Perhaps the most obvious application of the facial expression embeddings is to use them to find similar facial expressions in a database of images. This is particularly useful as often, facial expressions are difficult to describe in words; instead, one simply provides an image containing a face with the desired expression.
Below are a few examples. For each row, the leftmost face is the “query” face, and the others are the best matches from the FEC validation set (22K faces).
Instead of searching “just” for the best matching facial expressions in the whole database, one can also first narrow down the database to specific people, and then search for matching facial expressions of a different person. In the example below, we collected 130 images with Donald Trump and extracted facial expression embeddings. We then searched with images of Angela Merkel to find the best matching facial expressions. Note that due to the limited size of the search database, we only show the Top 3 matches here.
The facial expression embeddings can also be used to create facial expression summaries of specific people. That is, given a set of photos of the same person, one can find the dominant facial expressions. One way of creating summaries is to use some form of clustering in the facial feature embedding space. For the examples below, we selected around 150 samples per celebrity, and used simple K-Means with K=8 clusters, and show for each cluster the face that is closest to the cluster center.
The learned embeddings also lend themselves to be used for classifying faces into different types of facial expression tags. In order to get a sense of what the learned features can encode, we ran an off-the-shelf K-Means clustering algorithm on all the faces that are in the FEC validation dataset (around 22'000 samples). We played around with the number of clusters K and found K=100 to give good results.
Let us have a look at some of the clusters the facial expression model is able to distinguish. One of our favourite examples is how it is able to pick up different levels of happiness. Below we show the 15 faces from the FEC validation dataset that are closest to different cluster centers (as obtained using K-Means with K=100 clusters):
Note how all the above facial expressions would most likely be given the tag “happy” — with the learned embedding, we are able to go into much more fine-grained levels of happiness, which should make everyone happy.
The facial expression embedding is able to encode fine nuances, which allows to assign very fine-grained tags to the clusters.
As mentioned earlier, the proposed system makes it is very easy to add new tags to the system. All that has to be done is to provide at least one face along with the tag(s) that describe the facial expression. This is drastically different from existing technologies, where a limited set of predefined emotions are trained (typically less than 10), where it is not possible to add new (emotion) tags without having to retrain the whole architecture using thousands of sample faces that show the desired emotion.
Adding a new facial expression tag is as easy as providing an image of a face that conveys that tag.

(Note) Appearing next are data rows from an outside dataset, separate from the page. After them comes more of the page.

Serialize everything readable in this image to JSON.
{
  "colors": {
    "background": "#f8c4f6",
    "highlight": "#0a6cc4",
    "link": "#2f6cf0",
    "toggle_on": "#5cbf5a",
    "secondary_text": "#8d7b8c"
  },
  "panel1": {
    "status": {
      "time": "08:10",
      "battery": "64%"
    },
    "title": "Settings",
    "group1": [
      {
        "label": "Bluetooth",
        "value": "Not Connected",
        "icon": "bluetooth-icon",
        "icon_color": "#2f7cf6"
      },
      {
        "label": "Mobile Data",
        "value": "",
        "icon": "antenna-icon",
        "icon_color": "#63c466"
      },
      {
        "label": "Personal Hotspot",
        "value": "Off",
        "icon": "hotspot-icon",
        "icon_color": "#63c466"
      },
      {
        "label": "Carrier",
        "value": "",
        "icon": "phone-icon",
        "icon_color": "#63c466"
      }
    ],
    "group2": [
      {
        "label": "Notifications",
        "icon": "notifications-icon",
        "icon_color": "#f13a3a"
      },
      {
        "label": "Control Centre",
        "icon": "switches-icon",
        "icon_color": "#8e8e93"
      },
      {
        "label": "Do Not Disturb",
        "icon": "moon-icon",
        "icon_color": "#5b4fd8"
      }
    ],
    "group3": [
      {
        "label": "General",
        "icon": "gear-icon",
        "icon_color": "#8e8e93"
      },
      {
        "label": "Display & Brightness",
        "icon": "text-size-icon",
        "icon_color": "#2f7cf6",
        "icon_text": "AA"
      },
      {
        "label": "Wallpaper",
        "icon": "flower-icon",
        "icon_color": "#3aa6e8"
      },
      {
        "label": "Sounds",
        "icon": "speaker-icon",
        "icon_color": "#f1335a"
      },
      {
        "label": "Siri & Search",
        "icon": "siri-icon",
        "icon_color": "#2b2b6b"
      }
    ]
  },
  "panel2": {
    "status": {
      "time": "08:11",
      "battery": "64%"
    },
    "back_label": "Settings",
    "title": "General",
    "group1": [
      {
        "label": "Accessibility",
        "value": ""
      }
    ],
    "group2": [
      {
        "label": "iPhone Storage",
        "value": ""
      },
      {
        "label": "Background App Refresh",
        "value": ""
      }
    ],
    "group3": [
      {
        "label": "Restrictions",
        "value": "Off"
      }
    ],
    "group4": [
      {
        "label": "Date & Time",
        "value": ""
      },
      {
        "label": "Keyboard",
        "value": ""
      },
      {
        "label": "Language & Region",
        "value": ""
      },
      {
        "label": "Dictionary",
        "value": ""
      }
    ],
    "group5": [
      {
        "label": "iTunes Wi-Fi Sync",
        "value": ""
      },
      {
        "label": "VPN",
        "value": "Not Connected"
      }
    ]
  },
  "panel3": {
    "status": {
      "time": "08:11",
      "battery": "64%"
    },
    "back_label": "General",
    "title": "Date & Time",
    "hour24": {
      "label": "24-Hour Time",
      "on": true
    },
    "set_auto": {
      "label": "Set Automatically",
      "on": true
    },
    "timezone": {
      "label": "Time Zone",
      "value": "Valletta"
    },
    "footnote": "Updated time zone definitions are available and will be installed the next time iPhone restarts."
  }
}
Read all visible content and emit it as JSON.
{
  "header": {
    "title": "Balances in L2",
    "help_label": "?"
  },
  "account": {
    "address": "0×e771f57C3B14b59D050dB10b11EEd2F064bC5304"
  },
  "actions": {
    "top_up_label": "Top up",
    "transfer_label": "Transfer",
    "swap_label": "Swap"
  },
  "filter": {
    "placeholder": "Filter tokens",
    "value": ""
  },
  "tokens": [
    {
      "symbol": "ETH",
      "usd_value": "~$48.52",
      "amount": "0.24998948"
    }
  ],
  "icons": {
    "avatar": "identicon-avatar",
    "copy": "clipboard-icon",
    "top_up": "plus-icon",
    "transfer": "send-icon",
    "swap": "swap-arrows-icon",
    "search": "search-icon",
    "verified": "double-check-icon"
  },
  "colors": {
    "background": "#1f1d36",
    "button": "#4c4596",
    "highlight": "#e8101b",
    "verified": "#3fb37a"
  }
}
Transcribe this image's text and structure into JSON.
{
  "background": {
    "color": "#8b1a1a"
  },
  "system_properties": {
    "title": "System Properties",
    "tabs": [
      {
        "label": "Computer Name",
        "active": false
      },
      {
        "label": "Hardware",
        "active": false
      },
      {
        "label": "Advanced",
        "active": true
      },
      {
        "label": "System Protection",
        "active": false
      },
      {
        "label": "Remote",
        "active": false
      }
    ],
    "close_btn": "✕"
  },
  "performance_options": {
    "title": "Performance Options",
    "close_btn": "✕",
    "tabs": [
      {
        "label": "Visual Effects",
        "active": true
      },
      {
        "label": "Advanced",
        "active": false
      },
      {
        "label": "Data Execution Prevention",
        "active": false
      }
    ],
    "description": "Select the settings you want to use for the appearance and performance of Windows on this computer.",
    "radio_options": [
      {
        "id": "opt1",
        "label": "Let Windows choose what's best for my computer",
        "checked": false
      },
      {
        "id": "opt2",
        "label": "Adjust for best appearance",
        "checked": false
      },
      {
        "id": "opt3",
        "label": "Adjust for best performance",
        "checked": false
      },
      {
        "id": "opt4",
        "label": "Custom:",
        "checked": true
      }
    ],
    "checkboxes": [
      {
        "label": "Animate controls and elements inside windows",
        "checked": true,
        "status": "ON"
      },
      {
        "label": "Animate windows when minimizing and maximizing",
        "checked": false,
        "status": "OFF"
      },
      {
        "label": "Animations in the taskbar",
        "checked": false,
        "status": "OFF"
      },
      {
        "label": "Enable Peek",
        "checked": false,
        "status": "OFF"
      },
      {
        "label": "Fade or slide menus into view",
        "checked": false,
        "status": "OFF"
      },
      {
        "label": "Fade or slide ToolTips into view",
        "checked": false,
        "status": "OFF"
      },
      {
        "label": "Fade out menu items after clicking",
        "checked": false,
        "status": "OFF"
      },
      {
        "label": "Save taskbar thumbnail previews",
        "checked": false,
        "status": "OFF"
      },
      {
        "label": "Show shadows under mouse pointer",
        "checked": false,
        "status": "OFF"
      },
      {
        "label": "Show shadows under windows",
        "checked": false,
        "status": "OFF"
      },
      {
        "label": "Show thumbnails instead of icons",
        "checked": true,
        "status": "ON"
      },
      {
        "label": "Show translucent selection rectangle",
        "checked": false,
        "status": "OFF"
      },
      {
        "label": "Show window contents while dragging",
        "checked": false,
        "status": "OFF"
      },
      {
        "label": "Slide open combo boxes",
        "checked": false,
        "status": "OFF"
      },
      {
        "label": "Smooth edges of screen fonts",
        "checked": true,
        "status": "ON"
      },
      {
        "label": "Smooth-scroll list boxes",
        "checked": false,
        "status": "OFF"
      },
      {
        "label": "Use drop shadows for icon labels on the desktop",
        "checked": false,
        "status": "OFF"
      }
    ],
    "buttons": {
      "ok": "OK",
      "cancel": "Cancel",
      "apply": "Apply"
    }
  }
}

As an example, let us focus facial expressions where people have their mouth open. In the figure below, each row shows on the left a face containing the facial expression of interest, and the remaining ones the closest neighbors of that face, which would hence get assigned the same tags.
In the first row for example, one might provide a face, along with the tag ‘screaming’. In addition, one might want to add more tags that describe some face features, such as ‘eyes open’ and ‘frowning’ in this case.
Overall, the figure above reinforces the fact that the embedding is able to encode fine nuances the embedding, which allows to assign very detailed facial feature tags to the clusters.